Une classe doit aussi être fermée « dès qu’un élève est identifié comme contact à risque d’un parent, d’un membre de la fratrie ou de toute personne vivant dans le même foyer que lui contaminé » par les variants sud-africain ou brésilien, selon l’Education nationale. Alors, les élèves et les personnels doivent subir un test. Même si le résultat est négatif, il est préconisé, pour les élèves, « de réduire les contacts et de rester à la maison autant que possible, de surveiller régulièrement la température et d’effectuer un test au moindre doute ».

L’enseignant n’est pas considéré comme cas contact lorsqu’un enfant est positif, alors même qu’il se trouve souvent à proximité des enfants en maternelle et en élémentaire, déplore Guislaine David. L’Education nationale précise que si un membre du personnel de l’établissement est testé positif, que ce soit ou non dû à un variant, cela « n’implique pas automatiquement la fermeture de la classe »

Fermeture des établissements

La fermeture des établissements peut être décidée en présence d’un cluster. « Il faut que plusieurs cas soient présents dans plusieurs classes », selon la co-secrétaire générale du SNUipp-FSU. Les brassages au cours des activités périscolaires et des repas à la cantine peuvent fonder aussi une fermeture des portes. La politique de fermeture n’est pas uniforme dans tout le pays. « Dans une école comptant six classes en Moselle, de nombreux élèves étaient cas contacts, seuls ne l’étaient pas. Les autorités n’ont pas fermé l’établissement », observe Guislaine David. Les parents de ces 26 élèves ont fait de la résistance passive : ils n’ont pas envoyé leur enfant à l’école.

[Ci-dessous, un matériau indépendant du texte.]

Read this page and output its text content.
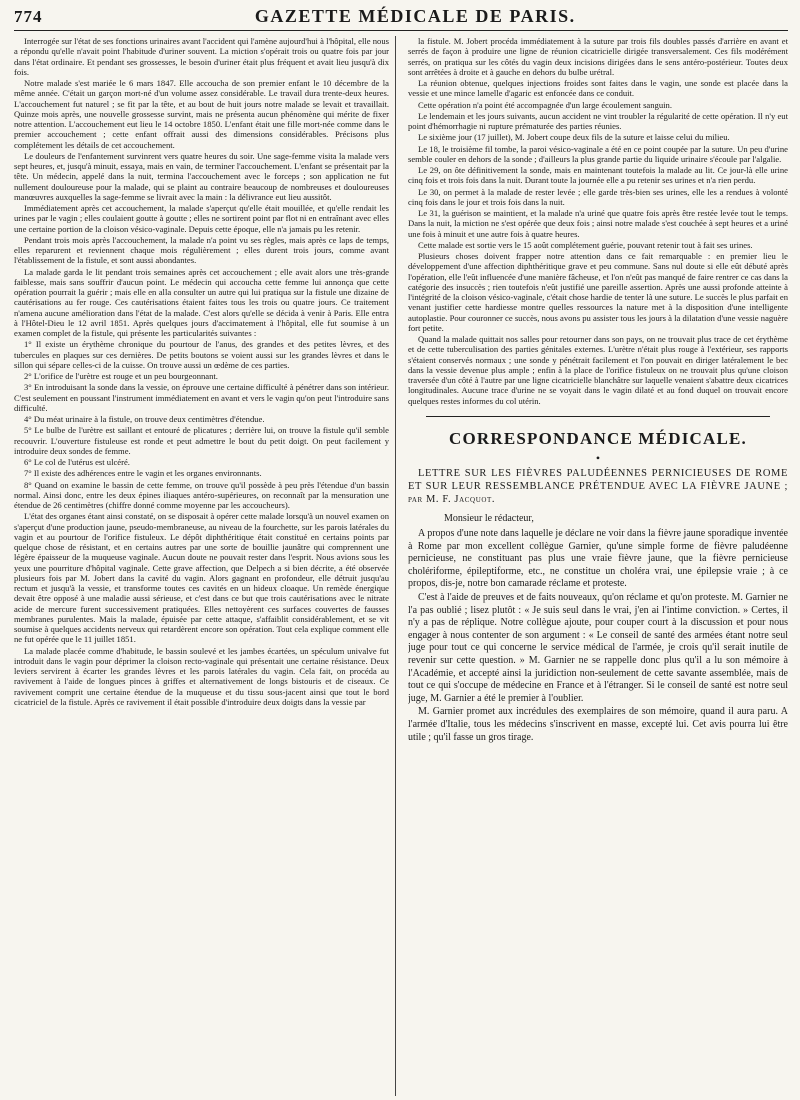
774	GAZETTE MÉDICALE DE PARIS.

Interrogée sur l'état de ses fonctions urinaires avant l'accident qui l'amène aujourd'hui à l'hôpital, elle nous a répondu qu'elle n'avait point l'habitude d'uriner souvent. La miction s'opérait trois ou quatre fois par jour dans l'état ordinaire. Et pendant ses grossesses, le besoin d'uriner était plus fréquent et avait lieu jusqu'à dix fois.

Notre malade s'est mariée le 6 mars 1847. Elle accoucha de son premier enfant le 10 décembre de la même année. C'était un garçon mort-né d'un volume assez considérable. Le travail dura trente-deux heures. L'accouchement fut naturel ; se fit par la tête, et au bout de huit jours notre malade se levait et travaillait. Quinze mois après, une nouvelle grossesse survint, mais ne présenta aucun phénomène qui mérite de fixer notre attention. L'accouchement eut lieu le 14 octobre 1850. L'enfant était une fille mort-née comme dans le premier accouchement ; cette enfant offrait aussi des dimensions considérables. Précisons plus complétement les détails de cet accouchement.

Le douleurs de l'enfantement survinrent vers quatre heures du soir. Une sage-femme visita la malade vers sept heures, et, jusqu'à minuit, essaya, mais en vain, de terminer l'accouchement. L'enfant se présentait par la tête. Un médecin, appelé dans la nuit, termina l'accouchement avec le forceps ; son application ne fut nullement douloureuse pour la malade, qui se plaint au contraire beaucoup de nombreuses et douloureuses manœuvres auxquelles la sage-femme se livrait avec la main : la délivrance eut lieu aussitôt.

Immédiatement après cet accouchement, la malade s'aperçut qu'elle était mouillée, et qu'elle rendait les urines par le vagin ; elles coulaient goutte à goutte ; elles ne sortirent point par flot ni en entraînant avec elles une certaine portion de la cloison vésico-vaginale. Depuis cette époque, elle n'a jamais pu les retenir.

Pendant trois mois après l'accouchement, la malade n'a point vu ses règles, mais après ce laps de temps, elles reparurent et reviennent chaque mois régulièrement ; elles durent trois jours, comme avant l'établissement de la fistule, et sont aussi abondantes.

La malade garda le lit pendant trois semaines après cet accouchement ; elle avait alors une très-grande faiblesse, mais sans souffrir d'aucun point. Le médecin qui accoucha cette femme lui annonça que cette opération pourrait la guérir ; mais elle en alla consulter un autre qui lui pratiqua sur la fistule une dizaine de cautérisations au fer rouge. Ces cautérisations étaient faites tous les trois ou quatre jours. Ce traitement n'amena aucune amélioration dans l'état de la malade. C'est alors qu'elle se décida à venir à Paris. Elle entra à l'Hôtel-Dieu le 12 avril 1851. Après quelques jours d'accimatement à l'hôpital, elle fut soumise à un examen complet de la fistule, qui présente les particularités suivantes :

1° Il existe un érythème chronique du pourtour de l'anus, des grandes et des petites lèvres, et des tubercules en plaques sur ces dernières. De petits boutons se voient aussi sur les grandes lèvres et dans le sillon qui sépare celles-ci de la cuisse. On trouve aussi un œdème de ces parties.

2° L'orifice de l'urètre est rouge et un peu bourgeonnant.

3° En introduisant la sonde dans la vessie, on éprouve une certaine difficulté à pénétrer dans son intérieur. C'est seulement en poussant l'instrument immédiatement en avant et vers le vagin qu'on peut l'introduire sans difficulté.

4° Du méat urinaire à la fistule, on trouve deux centimètres d'étendue.

5° Le bulbe de l'urètre est saillant et entouré de plicatures ; derrière lui, on trouve la fistule qu'il semble recouvrir. L'ouverture fistuleuse est ronde et peut admettre le bout du petit doigt. On peut facilement y introduire deux sondes de femme.

6° Le col de l'utérus est ulcéré.

7° Il existe des adhérences entre le vagin et les organes environnants.

8° Quand on examine le bassin de cette femme, on trouve qu'il possède à peu près l'étendue d'un bassin normal. Ainsi donc, entre les deux épines iliaques antéro-supérieures, on reconnaît par la mensuration une étendue de 26 centimètres (chiffre donné comme moyenne par les accoucheurs).

L'état des organes étant ainsi constaté, on se disposait à opérer cette malade lorsqu'à un nouvel examen on s'aperçut d'une production jaune, pseudo-membraneuse, au niveau de la fourchette, sur les parois latérales du vagin et au pourtour de l'orifice fistuleux. Le dépôt diphthéritique était constitué en certains points par quelque chose de résistant, et en certains autres par une sorte de bouillie jaunâtre qui comprennent une légère épaisseur de la muqueuse vaginale. Aucun doute ne pouvait rester dans l'esprit. Nous avions sous les yeux une pourriture d'hôpital vaginale. Cette grave affection, que Delpech a si bien décrite, a été observée plusieurs fois par M. Jobert dans la cavité du vagin. Alors gagnant en profondeur, elle détruit jusqu'au rectum et jusqu'à la vessie, et transforme toutes ces cavités en un hideux cloaque. Un remède énergique devait être opposé à une maladie aussi sérieuse, et c'est dans ce but que trois cautérisations avec le nitrate acide de mercure furent successivement pratiquées. Elles nettoyèrent ces surfaces couvertes de fausses membranes purulentes. Mais la malade, épuisée par cette attaque, s'affaiblit considérablement, et se vit soumise à quelques accidents nerveux qui retardèrent encore son opération. Tout cela explique comment elle ne fut opérée que le 11 juillet 1851.

La malade placée comme d'habitude, le bassin soulevé et les jambes écartées, un spéculum univalve fut introduit dans le vagin pour déprimer la cloison recto-vaginale qui présentait une certaine résistance. Deux leviers servirent à écarter les grandes lèvres et les parois latérales du vagin. Cela fait, on procéda au ravivement à l'aide de longues pinces à griffes et alternativement de longs bistouris et de ciseaux. Ce ravivement comprit une certaine étendue de la muqueuse et du tissu sous-jacent ainsi que tout le bord cicatriciel de la fistule. Après ce ravivement il était possible d'introduire deux doigts dans la vessie par

la fistule. M. Jobert procéda immédiatement à la suture par trois fils doubles passés d'arrière en avant et serrés de façon à produire une ligne de réunion cicatricielle dirigée transversalement. Ces fils modérément serrés, on pratiqua sur les côtés du vagin deux incisions dirigées dans le sens antéro-postérieur. Toutes deux sont arrêtées à droite et à gauche en dehors du bulbe urétral.

La réunion obtenue, quelques injections froides sont faites dans le vagin, une sonde est placée dans la vessie et une mince lamelle d'agaric est enfoncée dans ce conduit.

Cette opération n'a point été accompagnée d'un large écoulement sanguin.

Le lendemain et les jours suivants, aucun accident ne vint troubler la régularité de cette opération. Il n'y eut point d'hémorrhagie ni rupture prématurée des parties réunies.

Le sixième jour (17 juillet), M. Jobert coupe deux fils de la suture et laisse celui du milieu.

Le 18, le troisième fil tombe, la paroi vésico-vaginale a été en ce point coupée par la suture. Un peu d'urine semble couler en dehors de la sonde ; d'ailleurs la plus grande partie du liquide urinaire s'écoule par l'algalie.

Le 29, on ôte définitivement la sonde, mais en maintenant toutefois la malade au lit. Ce jour-là elle urine cinq fois et trois fois dans la nuit. Durant toute la journée elle a pu retenir ses urines et n'a rien perdu.

Le 30, on permet à la malade de rester levée ; elle garde très-bien ses urines, elle les a rendues à volonté cinq fois dans le jour et trois fois dans la nuit.

Le 31, la guérison se maintient, et la malade n'a uriné que quatre fois après être restée levée tout le temps. Dans la nuit, la miction ne s'est opérée que deux fois ; ainsi notre malade s'est couchée à sept heures et a uriné une fois à minuit et une autre fois à quatre heures.

Cette malade est sortie vers le 15 août complétement guérie, pouvant retenir tout à fait ses urines.

Plusieurs choses doivent frapper notre attention dans ce fait remarquable : en premier lieu le développement d'une affection diphthéritique grave et peu commune. Sans nul doute si elle eût débuté après l'opération, elle l'eût influencée d'une manière fâcheuse, et l'on n'eût pas manqué de faire rentrer ce cas dans la catégorie des insuccès ; rien toutefois n'eût justifié une pareille assertion. Après une aussi profonde atteinte à l'intégrité de la cloison vésico-vaginale, c'était chose hardie de tenter là une suture. Le succès le plus parfait en venant justifier cette hardiesse montre quelles ressources la nature met à la disposition d'une intelligente autoplastie. Pour couronner ce succès, nous avons pu assister tous les jours à la dilatation d'une vessie naguère fort petite.

Quand la malade quittait nos salles pour retourner dans son pays, on ne trouvait plus trace de cet érythème et de cette tuberculisation des parties génitales externes. L'urètre n'était plus rouge à l'extérieur, ses rapports s'étaient conservés normaux ; une sonde y pénétrait facilement et l'on pouvait en diriger latéralement le bec dans la vessie devenue plus ample ; enfin à la place de l'orifice fistuleux on ne trouvait plus qu'une cloison traversée d'un côté à l'autre par une ligne cicatricielle blanchâtre sur laquelle venaient s'abattre deux cicatrices longitudinales. Aucune trace d'urine ne se voyait dans le vagin dilaté et au fond duquel on trouvait encore quelques restes informes du col utérin.

CORRESPONDANCE MÉDICALE.
•
LETTRE SUR LES FIÈVRES PALUDÉENNES PERNICIEUSES DE ROME ET SUR LEUR RESSEMBLANCE PRÉTENDUE AVEC LA FIÈVRE JAUNE ; par M. F. Jacquot.

Monsieur le rédacteur,

A propos d'une note dans laquelle je déclare ne voir dans la fièvre jaune sporadique inventée à Rome par mon excellent collègue Garnier, qu'une simple forme de fièvre paludéenne pernicieuse, ne constituant pas plus une vraie fièvre jaune, que la fièvre pernicieuse cholériforme, épileptiforme, etc., ne constitue un choléra vrai, une épilepsie vraie ; à ce propos, dis-je, notre bon camarade réclame et proteste.

C'est à l'aide de preuves et de faits nouveaux, qu'on réclame et qu'on proteste. M. Garnier ne l'a pas oublié ; lisez plutôt : « Je suis seul dans le vrai, j'en ai l'intime conviction. » Certes, il n'y a pas de réplique. Notre collègue ajoute, pour couper court à la discussion et pour nous engager à nous contenter de son argument : « Le conseil de santé des armées étant notre seul juge pour tout ce qui concerne le service médical de l'armée, je crois qu'il serait inutile de revenir sur cette question. » M. Garnier ne se rappelle donc plus qu'il a lu son mémoire à l'Académie, et accepté ainsi la juridiction non-seulement de cette savante assemblée, mais de tout ce qui s'occupe de médecine en France et à l'étranger. Si le conseil de santé est notre seul juge, M. Garnier a été le premier à l'oublier.

M. Garnier promet aux incrédules des exemplaires de son mémoire, quand il aura paru. A l'armée d'Italie, tous les médecins s'inscrivent en masse, excepté lui. Cet avis pourra lui être utile ; qu'il fasse un gros tirage.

Une situation sanitaire fragile

S’il s’est refusé en janvier à mettre en œuvre un troisième confinement, l’exécutif sait la situation sanitaire fragile et n’exclut pas de nouvelles restrictions des déplacements et une fermeture des écoles. « En l’absence de mesures de distanciation sociale plus rigoureuses et intenses » le variant apparu en Angleterre « va provoquer une croissance rapide dans les prochaines semaines, et encore plus tôt dans les régions où le variant est largement présent (par exemple, l’Île-de-France) », affirment, dans une étude actualisée dimanche 14 février, l’Institut national de la santé et de la recherche médicale (Inserm), Orange Labs et Santé publique France, rapporte le journal Les Echos.